Though there has been some dissension in the Democrat ranks about whether to demand that embattled New York Gov. Andrew Cuomo (D) resign amid mounting accusations of sexual misconduct, a subtle – yet unmistakable – shift has occurred in recent days.
After having remained relatively quiet on the controversy for several weeks, President Joe Biden said Tuesday that if a pending investigation in Cuomo’s actions confirms his guilt, he believes not only that the governor should leave office, but also that he will “probably” face criminal prosecution, according to ABC News.
During an interview with the president, ABC’s George Stephanopoulous confirmed Biden’s expressed desire to wait for the outcome of an investigation being conducted by New York’s attorney general, but then asked what he thought should happen if the allegations against Cuomo are confirmed.
In response, Biden said that indeed, Cuomo should step down under such circumstances, adding, “I think he’ll probably end up being prosecuted, too.”
According to the New York Post, the Albany Police Department received formal notification earlier this month of a particular claim made by a former Cuomo staffer in which she said she was groped by the governor after having been summoned to the official residence to help troubleshoot a problem with his cell phone.
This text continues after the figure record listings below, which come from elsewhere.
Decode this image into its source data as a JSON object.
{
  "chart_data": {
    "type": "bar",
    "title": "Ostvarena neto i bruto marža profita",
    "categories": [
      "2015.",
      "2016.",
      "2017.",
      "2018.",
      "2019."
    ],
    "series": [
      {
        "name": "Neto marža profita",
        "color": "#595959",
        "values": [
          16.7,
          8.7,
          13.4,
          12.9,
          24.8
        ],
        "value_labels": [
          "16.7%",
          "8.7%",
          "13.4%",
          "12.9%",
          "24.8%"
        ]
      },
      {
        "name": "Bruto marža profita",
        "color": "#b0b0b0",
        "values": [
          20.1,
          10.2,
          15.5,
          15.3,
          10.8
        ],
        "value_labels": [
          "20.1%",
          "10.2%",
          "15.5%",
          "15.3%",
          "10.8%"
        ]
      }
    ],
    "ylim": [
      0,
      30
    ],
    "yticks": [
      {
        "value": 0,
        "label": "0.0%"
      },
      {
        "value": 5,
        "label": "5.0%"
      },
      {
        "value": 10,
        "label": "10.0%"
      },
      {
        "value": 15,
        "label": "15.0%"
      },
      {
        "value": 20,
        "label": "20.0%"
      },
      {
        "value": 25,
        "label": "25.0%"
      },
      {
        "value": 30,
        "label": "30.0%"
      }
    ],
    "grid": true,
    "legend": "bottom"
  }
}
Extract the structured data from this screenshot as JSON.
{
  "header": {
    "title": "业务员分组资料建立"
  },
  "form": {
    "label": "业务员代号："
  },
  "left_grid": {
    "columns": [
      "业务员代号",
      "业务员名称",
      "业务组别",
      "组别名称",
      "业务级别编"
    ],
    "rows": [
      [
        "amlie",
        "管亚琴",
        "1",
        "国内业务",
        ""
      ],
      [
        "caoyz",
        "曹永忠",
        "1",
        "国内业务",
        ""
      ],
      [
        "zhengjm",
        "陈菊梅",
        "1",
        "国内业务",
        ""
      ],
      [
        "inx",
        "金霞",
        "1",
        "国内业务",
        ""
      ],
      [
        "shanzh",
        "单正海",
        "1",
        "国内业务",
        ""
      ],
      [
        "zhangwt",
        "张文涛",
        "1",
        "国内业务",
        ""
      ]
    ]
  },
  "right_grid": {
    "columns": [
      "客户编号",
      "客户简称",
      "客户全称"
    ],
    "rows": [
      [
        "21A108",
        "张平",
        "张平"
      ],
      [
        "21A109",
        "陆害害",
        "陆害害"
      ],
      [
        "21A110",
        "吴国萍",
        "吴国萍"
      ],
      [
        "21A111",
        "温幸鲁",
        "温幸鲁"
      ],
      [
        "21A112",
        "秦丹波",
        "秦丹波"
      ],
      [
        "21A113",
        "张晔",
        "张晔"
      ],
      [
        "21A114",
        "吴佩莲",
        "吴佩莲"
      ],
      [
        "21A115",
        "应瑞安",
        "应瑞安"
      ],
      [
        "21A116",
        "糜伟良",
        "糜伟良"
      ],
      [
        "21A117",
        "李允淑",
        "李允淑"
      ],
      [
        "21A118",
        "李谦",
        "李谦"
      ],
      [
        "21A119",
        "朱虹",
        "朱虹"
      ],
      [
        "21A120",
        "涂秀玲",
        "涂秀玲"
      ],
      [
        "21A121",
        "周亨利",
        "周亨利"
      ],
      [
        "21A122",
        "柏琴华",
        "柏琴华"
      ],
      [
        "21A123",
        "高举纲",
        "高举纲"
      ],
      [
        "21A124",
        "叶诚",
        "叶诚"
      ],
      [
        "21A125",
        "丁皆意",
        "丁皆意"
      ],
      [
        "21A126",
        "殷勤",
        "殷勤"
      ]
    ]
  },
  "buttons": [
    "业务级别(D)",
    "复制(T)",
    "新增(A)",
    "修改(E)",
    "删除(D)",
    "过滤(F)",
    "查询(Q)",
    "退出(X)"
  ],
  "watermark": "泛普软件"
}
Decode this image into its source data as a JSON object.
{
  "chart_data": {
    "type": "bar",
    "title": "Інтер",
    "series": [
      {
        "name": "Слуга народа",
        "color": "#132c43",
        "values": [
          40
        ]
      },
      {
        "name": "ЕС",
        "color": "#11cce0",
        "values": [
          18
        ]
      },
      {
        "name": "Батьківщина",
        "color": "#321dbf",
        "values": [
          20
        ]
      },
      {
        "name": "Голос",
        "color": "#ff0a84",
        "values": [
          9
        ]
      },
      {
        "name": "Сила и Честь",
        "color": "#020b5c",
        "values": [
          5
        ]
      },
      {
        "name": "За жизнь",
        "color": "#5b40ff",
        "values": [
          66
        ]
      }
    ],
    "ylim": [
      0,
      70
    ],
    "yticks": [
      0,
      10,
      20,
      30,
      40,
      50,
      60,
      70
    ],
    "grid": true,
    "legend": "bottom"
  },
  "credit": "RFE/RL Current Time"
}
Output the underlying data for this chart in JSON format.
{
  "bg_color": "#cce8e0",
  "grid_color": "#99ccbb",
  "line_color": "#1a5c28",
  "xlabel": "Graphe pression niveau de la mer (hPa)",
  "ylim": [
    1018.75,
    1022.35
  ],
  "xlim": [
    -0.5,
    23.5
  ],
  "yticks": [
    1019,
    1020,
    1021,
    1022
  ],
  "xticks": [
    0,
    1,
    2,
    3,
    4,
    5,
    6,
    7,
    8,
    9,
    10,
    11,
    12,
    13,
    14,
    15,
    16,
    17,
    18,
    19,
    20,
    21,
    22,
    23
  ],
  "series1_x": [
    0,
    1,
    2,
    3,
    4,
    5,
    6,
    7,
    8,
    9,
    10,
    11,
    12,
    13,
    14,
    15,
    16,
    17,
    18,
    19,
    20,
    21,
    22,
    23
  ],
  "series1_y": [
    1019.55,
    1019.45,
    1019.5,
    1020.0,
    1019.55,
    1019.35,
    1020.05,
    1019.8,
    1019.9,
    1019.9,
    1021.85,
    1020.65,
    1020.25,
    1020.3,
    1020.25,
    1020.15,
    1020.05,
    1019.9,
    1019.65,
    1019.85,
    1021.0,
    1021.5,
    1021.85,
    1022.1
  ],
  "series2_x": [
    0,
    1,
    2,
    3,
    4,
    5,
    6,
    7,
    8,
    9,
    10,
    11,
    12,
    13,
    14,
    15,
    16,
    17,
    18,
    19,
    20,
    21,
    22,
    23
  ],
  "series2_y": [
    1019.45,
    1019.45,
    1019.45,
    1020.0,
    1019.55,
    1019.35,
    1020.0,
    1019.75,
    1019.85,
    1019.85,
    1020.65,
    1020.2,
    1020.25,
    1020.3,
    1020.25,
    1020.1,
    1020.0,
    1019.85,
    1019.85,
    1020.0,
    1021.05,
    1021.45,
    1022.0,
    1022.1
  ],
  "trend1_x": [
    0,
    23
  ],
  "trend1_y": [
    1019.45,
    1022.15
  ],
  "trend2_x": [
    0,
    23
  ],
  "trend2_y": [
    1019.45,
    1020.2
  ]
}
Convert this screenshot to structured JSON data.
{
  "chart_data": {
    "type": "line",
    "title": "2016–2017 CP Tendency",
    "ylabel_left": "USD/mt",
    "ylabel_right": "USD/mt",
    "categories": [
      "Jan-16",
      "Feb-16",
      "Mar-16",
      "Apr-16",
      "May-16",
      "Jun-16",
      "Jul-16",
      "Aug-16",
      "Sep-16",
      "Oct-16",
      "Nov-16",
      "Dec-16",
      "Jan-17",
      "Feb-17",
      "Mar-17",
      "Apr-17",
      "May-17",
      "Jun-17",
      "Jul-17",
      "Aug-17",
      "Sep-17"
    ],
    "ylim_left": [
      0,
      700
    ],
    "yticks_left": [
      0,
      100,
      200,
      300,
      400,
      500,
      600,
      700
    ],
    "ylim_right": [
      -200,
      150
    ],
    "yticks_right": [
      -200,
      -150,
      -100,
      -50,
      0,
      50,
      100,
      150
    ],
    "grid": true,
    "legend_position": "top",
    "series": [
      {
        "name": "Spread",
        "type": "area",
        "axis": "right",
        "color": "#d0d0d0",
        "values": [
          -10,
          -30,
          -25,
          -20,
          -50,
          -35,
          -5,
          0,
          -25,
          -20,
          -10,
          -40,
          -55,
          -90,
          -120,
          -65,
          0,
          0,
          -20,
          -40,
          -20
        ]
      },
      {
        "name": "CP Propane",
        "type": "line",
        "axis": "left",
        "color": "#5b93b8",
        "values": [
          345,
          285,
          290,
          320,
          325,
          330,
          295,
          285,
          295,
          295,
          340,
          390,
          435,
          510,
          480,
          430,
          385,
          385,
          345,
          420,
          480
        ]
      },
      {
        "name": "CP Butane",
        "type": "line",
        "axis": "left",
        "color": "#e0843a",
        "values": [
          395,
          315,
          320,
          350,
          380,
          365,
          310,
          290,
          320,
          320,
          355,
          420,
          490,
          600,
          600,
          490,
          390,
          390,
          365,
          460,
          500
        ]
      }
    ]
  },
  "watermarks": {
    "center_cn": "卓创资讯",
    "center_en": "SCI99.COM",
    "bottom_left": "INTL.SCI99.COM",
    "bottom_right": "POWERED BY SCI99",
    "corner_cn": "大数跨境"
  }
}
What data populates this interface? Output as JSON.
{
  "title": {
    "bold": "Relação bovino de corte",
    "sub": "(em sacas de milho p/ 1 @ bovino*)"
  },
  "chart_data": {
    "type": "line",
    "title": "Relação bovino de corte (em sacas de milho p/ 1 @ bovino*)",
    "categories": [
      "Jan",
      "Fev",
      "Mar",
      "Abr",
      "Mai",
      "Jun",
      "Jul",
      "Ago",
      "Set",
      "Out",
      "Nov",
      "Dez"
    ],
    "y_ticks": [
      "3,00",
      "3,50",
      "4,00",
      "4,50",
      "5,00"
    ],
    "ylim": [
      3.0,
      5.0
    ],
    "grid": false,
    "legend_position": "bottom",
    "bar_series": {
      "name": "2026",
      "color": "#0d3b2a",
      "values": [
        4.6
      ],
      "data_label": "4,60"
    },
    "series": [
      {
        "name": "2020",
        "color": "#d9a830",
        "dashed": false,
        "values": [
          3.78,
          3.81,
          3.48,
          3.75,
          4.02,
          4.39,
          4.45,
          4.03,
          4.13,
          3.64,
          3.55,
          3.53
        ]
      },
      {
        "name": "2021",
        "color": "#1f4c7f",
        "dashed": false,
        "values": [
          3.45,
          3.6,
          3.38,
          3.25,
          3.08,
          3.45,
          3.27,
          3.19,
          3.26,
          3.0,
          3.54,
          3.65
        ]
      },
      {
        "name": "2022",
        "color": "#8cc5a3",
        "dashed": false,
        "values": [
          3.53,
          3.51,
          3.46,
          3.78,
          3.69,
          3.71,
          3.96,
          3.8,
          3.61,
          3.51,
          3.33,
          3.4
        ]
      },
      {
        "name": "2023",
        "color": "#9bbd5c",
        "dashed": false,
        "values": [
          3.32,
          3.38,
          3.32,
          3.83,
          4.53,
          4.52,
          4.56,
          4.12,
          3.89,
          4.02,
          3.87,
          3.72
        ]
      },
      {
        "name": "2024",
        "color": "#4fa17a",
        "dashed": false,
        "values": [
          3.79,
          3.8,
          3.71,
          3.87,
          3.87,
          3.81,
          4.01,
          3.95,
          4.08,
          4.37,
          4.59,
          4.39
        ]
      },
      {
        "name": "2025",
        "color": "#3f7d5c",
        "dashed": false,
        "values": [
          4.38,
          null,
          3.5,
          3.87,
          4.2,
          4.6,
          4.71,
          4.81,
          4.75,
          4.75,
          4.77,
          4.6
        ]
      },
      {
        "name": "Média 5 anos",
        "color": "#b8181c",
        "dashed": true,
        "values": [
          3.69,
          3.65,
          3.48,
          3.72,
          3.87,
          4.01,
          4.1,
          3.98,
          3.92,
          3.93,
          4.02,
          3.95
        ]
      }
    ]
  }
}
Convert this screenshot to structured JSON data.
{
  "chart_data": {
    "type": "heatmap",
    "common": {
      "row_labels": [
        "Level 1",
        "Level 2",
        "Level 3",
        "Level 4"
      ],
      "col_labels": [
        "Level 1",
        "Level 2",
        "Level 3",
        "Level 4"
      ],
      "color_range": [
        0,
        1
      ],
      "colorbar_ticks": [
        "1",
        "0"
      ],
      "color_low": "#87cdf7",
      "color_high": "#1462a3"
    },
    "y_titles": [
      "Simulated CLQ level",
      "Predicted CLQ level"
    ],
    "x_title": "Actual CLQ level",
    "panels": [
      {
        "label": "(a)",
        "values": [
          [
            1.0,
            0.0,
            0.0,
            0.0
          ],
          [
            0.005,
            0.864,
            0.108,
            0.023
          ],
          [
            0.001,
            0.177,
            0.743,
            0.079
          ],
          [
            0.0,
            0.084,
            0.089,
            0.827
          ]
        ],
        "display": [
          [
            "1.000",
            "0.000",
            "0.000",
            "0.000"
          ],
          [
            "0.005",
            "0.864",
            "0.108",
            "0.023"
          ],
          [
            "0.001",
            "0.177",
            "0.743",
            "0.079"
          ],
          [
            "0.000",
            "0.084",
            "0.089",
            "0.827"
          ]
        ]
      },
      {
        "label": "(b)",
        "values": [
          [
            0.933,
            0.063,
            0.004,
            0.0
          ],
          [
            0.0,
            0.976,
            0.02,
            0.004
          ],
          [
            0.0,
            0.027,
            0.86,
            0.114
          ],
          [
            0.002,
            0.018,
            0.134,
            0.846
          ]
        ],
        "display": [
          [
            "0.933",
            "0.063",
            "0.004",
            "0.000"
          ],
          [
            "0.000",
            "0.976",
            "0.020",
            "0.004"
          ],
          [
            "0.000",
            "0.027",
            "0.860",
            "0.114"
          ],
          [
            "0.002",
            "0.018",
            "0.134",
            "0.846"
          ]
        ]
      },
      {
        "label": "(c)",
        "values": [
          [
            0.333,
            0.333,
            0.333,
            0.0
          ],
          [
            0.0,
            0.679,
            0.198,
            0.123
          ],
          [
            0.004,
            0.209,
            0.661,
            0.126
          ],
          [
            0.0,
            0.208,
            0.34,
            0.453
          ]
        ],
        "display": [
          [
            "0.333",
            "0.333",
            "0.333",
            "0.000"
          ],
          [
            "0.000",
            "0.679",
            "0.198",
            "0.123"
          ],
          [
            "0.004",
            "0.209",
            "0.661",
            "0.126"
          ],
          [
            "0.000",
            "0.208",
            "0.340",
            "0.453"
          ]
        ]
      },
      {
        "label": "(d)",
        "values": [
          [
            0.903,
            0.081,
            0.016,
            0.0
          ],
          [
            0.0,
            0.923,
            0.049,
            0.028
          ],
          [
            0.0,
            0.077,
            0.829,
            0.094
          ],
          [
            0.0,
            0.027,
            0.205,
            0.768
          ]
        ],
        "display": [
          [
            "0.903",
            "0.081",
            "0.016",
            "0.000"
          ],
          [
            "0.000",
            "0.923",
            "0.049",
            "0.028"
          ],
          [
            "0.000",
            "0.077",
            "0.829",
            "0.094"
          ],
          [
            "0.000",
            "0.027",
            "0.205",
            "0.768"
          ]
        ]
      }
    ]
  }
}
Though the alleged victim did not file a formal complaint, the substance of the accusation would potentially leave Cuomo vulnerable to prosecution, as a source familiar with the situation told the Post.
Fox News legal analyst Gregg Jarrett penned an op-ed earlier in March in which he echoed the idea that Cuomo may be in real legal jeopardy, at least with regard to the aforementioned allegation, and that if that claim is borne out, he must face charges, arguing:
[The conduct] suggests not only a pattern of sexual harassment by the governor, but a level of offensive conduct that appears to have crossed the legal line into felonious behavior.
Jarrett went on to explain that while multiple women have stepped forward with claims of inappropriate touching and sexual misconduct on the part of the governor, the specific claim of groping at the executive residence may “pose the most serious potential for criminal charges against Cuomo because the standard two-year statute of limitations has not run.”
Though the list of heavy hitters in the Democratic Party who have already demanded that Cuomo resign is extensive and growing, the governor, for his part, is steadfast in his refusal to go, stating that while all women have a right to be heard, “there are often many motivations for making an allegation.”
Despite his tenacity in clinging to power, it remains to be seen how much longer Cuomo can succeed in pushing back against the political walls that are rapidly closing in around him.